Pela primeira vez, público, alunos e professores são convidados a registrar memórias e experiências do festival, que ficarão guardadas para leitura em 2032. (Foto: Paulo Rossi)

Pela primeira vez em sua história, o Festival Internacional Sesc de Música de Pelotas propõe um gesto que atravessa gerações. Em sua 14ª edição, o evento lança uma cápsula do tempo, iniciativa que convida alunos, professores, moradores da cidade e visitantes a registrarem lembranças, impressões e emoções vividas durante o festival. Os depoimentos serão guardados e só voltarão a ser revelados durante a 20ª edição do evento, que tem realização prevista para 2032, transformando a experiência musical em memória preservada.

Conforme o coordenador de Música e AudioVisual do Sesc/RS, Anderson Mueller, a ação dialoga diretamente com o tema desta edição, O Tempo e a Música, que orienta tanto a programação artística quanto as atividades formativas do evento. “A proposta é refletir sobre a música como expressão simbólica e histórica, capaz de atravessar épocas, carregar afetos e registrar vivências coletivas”, explicou.

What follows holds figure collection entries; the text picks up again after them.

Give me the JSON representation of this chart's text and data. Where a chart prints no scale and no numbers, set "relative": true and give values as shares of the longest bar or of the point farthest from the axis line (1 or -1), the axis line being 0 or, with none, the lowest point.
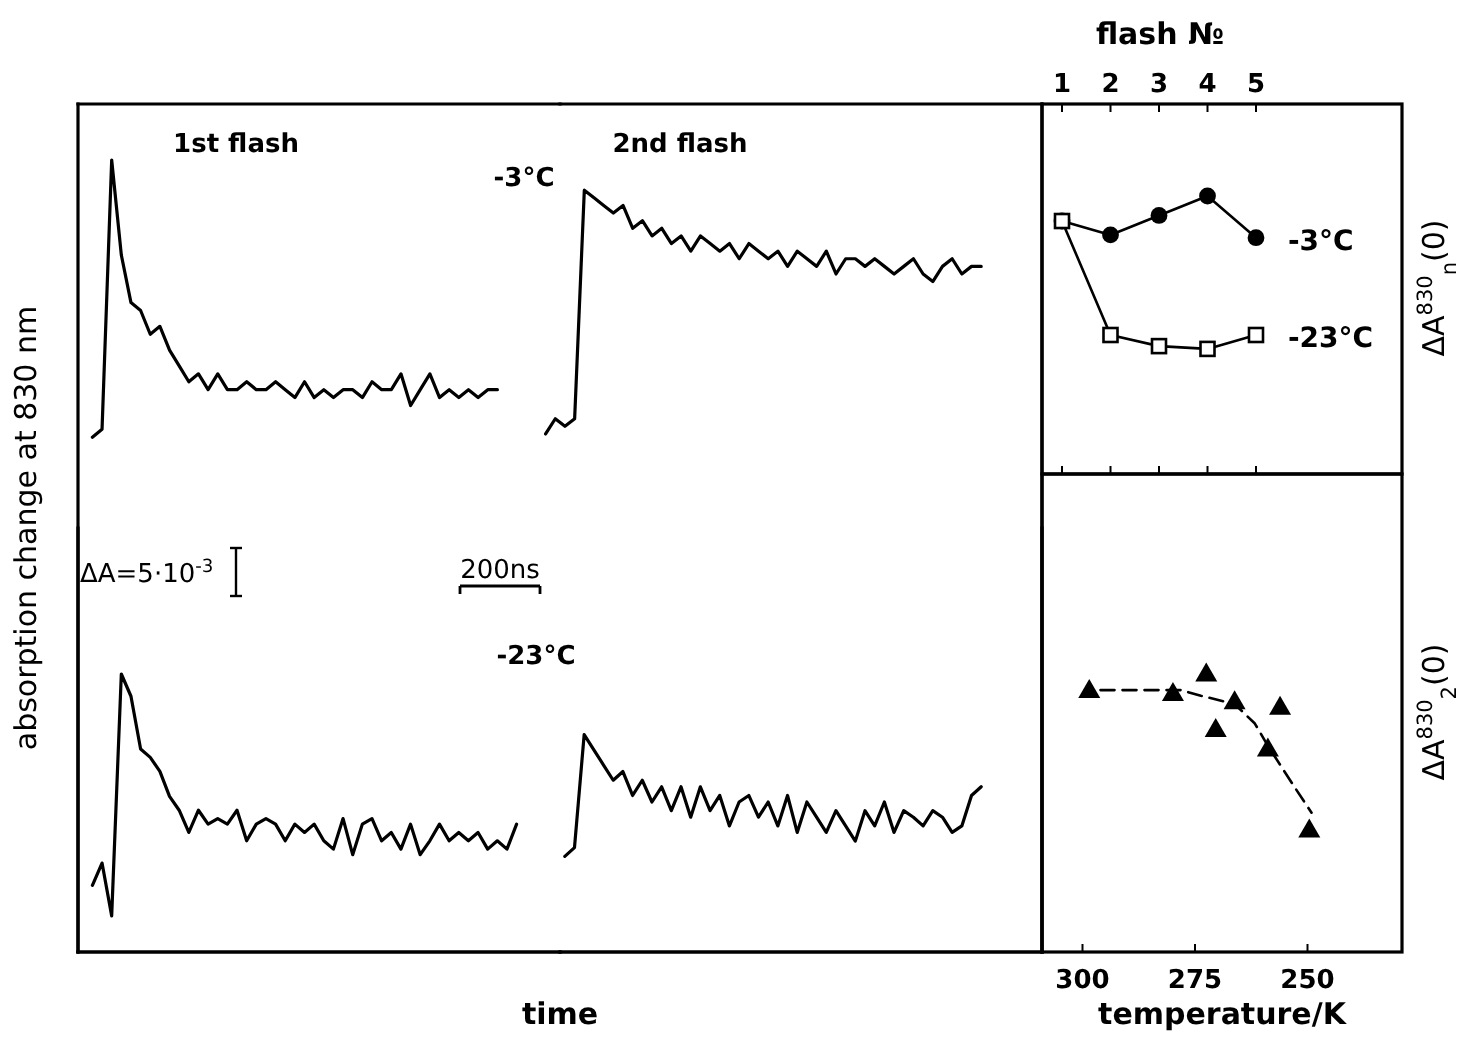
{
  "chart_data": [
    {
      "type": "line",
      "relative": true,
      "ylabel": "absorption change at 830 nm",
      "tick_labels": false,
      "annotations": [
        "1st flash",
        "-3°C",
        "ΔA=5·10$^{-3}$",
        "200ns"
      ],
      "categories": [
        null,
        null,
        null,
        null,
        null,
        null,
        null,
        null,
        null,
        null,
        null,
        null,
        null,
        null,
        null,
        null,
        null,
        null,
        null,
        null,
        null,
        null,
        null,
        null,
        null,
        null,
        null,
        null,
        null,
        null,
        null,
        null,
        null,
        null,
        null,
        null,
        null,
        null,
        null,
        null,
        null,
        null,
        null
      ],
      "series": [
        {
          "color": "#000000",
          "values": [
            0.65,
            0.66,
            1,
            0.88,
            0.82,
            0.81,
            0.78,
            0.79,
            0.76,
            0.74,
            0.72,
            0.73,
            0.71,
            0.73,
            0.71,
            0.71,
            0.72,
            0.71,
            0.71,
            0.72,
            0.71,
            0.7,
            0.72,
            0.7,
            0.71,
            0.7,
            0.71,
            0.71,
            0.7,
            0.72,
            0.71,
            0.71,
            0.73,
            0.69,
            0.71,
            0.73,
            0.7,
            0.71,
            0.7,
            0.71,
            0.7,
            0.71,
            0.71
          ]
        }
      ]
    },
    {
      "type": "line",
      "relative": true,
      "tick_labels": false,
      "annotations": [
        "2nd flash"
      ],
      "categories": [
        null,
        null,
        null,
        null,
        null,
        null,
        null,
        null,
        null,
        null,
        null,
        null,
        null,
        null,
        null,
        null,
        null,
        null,
        null,
        null,
        null,
        null,
        null,
        null,
        null,
        null,
        null,
        null,
        null,
        null,
        null,
        null,
        null,
        null,
        null,
        null,
        null,
        null,
        null,
        null,
        null,
        null,
        null,
        null,
        null,
        null
      ],
      "series": [
        {
          "color": "#000000",
          "values": [
            0.68,
            0.7,
            0.69,
            0.7,
            1,
            0.99,
            0.98,
            0.97,
            0.98,
            0.95,
            0.96,
            0.94,
            0.95,
            0.93,
            0.94,
            0.92,
            0.94,
            0.93,
            0.92,
            0.93,
            0.91,
            0.93,
            0.92,
            0.91,
            0.92,
            0.9,
            0.92,
            0.91,
            0.9,
            0.92,
            0.89,
            0.91,
            0.91,
            0.9,
            0.91,
            0.9,
            0.89,
            0.9,
            0.91,
            0.89,
            0.88,
            0.9,
            0.91,
            0.89,
            0.9,
            0.9
          ]
        }
      ]
    },
    {
      "type": "line",
      "relative": true,
      "xlabel": "time",
      "tick_labels": false,
      "annotations": [
        "-23°C"
      ],
      "categories": [
        null,
        null,
        null,
        null,
        null,
        null,
        null,
        null,
        null,
        null,
        null,
        null,
        null,
        null,
        null,
        null,
        null,
        null,
        null,
        null,
        null,
        null,
        null,
        null,
        null,
        null,
        null,
        null,
        null,
        null,
        null,
        null,
        null,
        null,
        null,
        null,
        null,
        null,
        null,
        null,
        null,
        null,
        null,
        null,
        null
      ],
      "series": [
        {
          "color": "#000000",
          "values": [
            0.24,
            0.32,
            0.13,
            1,
            0.92,
            0.73,
            0.7,
            0.65,
            0.56,
            0.51,
            0.43,
            0.51,
            0.46,
            0.48,
            0.46,
            0.51,
            0.4,
            0.46,
            0.48,
            0.46,
            0.4,
            0.46,
            0.43,
            0.46,
            0.4,
            0.37,
            0.48,
            0.35,
            0.46,
            0.48,
            0.4,
            0.43,
            0.37,
            0.46,
            0.35,
            0.4,
            0.46,
            0.4,
            0.43,
            0.4,
            0.43,
            0.37,
            0.4,
            0.37,
            0.46
          ]
        }
      ]
    },
    {
      "type": "line",
      "relative": true,
      "tick_labels": false,
      "categories": [
        null,
        null,
        null,
        null,
        null,
        null,
        null,
        null,
        null,
        null,
        null,
        null,
        null,
        null,
        null,
        null,
        null,
        null,
        null,
        null,
        null,
        null,
        null,
        null,
        null,
        null,
        null,
        null,
        null,
        null,
        null,
        null,
        null,
        null,
        null,
        null,
        null,
        null,
        null,
        null,
        null,
        null,
        null,
        null
      ],
      "series": [
        {
          "color": "#000000",
          "values": [
            0.44,
            0.48,
            1,
            0.93,
            0.86,
            0.79,
            0.83,
            0.72,
            0.79,
            0.69,
            0.76,
            0.65,
            0.76,
            0.62,
            0.76,
            0.65,
            0.72,
            0.58,
            0.69,
            0.72,
            0.62,
            0.69,
            0.58,
            0.72,
            0.55,
            0.69,
            0.62,
            0.55,
            0.65,
            0.58,
            0.51,
            0.65,
            0.58,
            0.69,
            0.55,
            0.65,
            0.62,
            0.58,
            0.65,
            0.62,
            0.55,
            0.58,
            0.72,
            0.76
          ]
        }
      ]
    },
    {
      "type": "line",
      "relative": true,
      "xlabel": "flash №",
      "ylabel": "ΔA$^{830}$$_{n}$(0)",
      "tick_labels": "x",
      "categories": [
        "1",
        "2",
        "3",
        "4",
        "5"
      ],
      "series": [
        {
          "name": "-3°C",
          "color": "#000000",
          "marker": "circle",
          "values": [
            0.91,
            0.86,
            0.93,
            1,
            0.85
          ]
        },
        {
          "name": "-23°C",
          "color": "#000000",
          "marker": "square",
          "values": [
            0.91,
            0.5,
            0.46,
            0.45,
            0.5
          ]
        }
      ]
    },
    {
      "type": "scatter",
      "relative": true,
      "xlabel": "temperature/K",
      "ylabel": "ΔA$^{830}$$_{2}$(0)",
      "tick_labels": "x",
      "xlim": [
        309,
        229
      ],
      "xticks": [
        300,
        275,
        250
      ],
      "marker": "triangle",
      "series": [
        {
          "color": "#000000",
          "x": [
            298.5,
            279.9,
            272.5,
            270.4,
            266.2,
            258.8,
            256.1,
            249.6
          ],
          "values": [
            0.94,
            0.93,
            1,
            0.8,
            0.9,
            0.73,
            0.88,
            0.44
          ]
        },
        {
          "type": "line",
          "color": "#000000",
          "line_style": "dashed",
          "marker": "none",
          "x": [
            296,
            282.6,
            278.1,
            273.7,
            266.2,
            261.7,
            258.8,
            252.8,
            249.1
          ],
          "values": [
            0.94,
            0.94,
            0.94,
            0.92,
            0.89,
            0.82,
            0.74,
            0.59,
            0.5
          ]
        }
      ]
    }
  ]
}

As mensagens estão sendo recolhidas no Lounge do Festival, instalado ao lado do Mercado Público de Pelotas, e em pontos como o Theatro Guarany e a Praia do Laranjal, durante apresentações. A provocação que orienta os depoimentos é simples e direta, mas carrega forte carga simbólica: “Que lembrança do Festival Internacional Sesc de Música de Pelotas você gostaria que o futuro guardasse?”. A pergunta convida cada participante a pensar o presente como herança, transformando experiências individuais em memória coletiva.

Quem já participou nessa edição foi a Andréia da Silva Goularte. Ela saiu de um longo expediente de trabalho em um restaurante da região central de Pelotas para curtir um concerto de harpas no fim de tarde, apresentado no Lounge do Festival. A lembrança de um momento de relaxamento e apreciação artística ao lado dos colegas foi, justamente, o que escreveu para guardar na cápsula. “É a memória de que a gente saiu do trabalho, tomou um rico cafezinho no Mercado e veio pra cá escutar uma boa música. É um alívio para o fim do dia”, contou.

Na fila do Theatro Guarany para acessar um concerto de tango argentino, Leandro Cerqueira Vasconcellos, a esposa Juliana da Silva Ferreira e o filho dele, Danilo Bravim Vasconcellos, de onze anos, também deixaram um registro na cápsula. “Colocamos a lembrança deste momento e o desejo de ver na programação uma apresentação de orquestra no estilo musical de rock”, desejou o capixaba, que vive em Pelotas há quatro anos.

Após o encerramento desta edição do Festival, que segue até o dia 30, as mensagens de todas as cápsulas serão reunidas em uma só estrutura. Ela será guardada e mantida em exposição no Sesc Pelotas até o momento de sua abertura futura.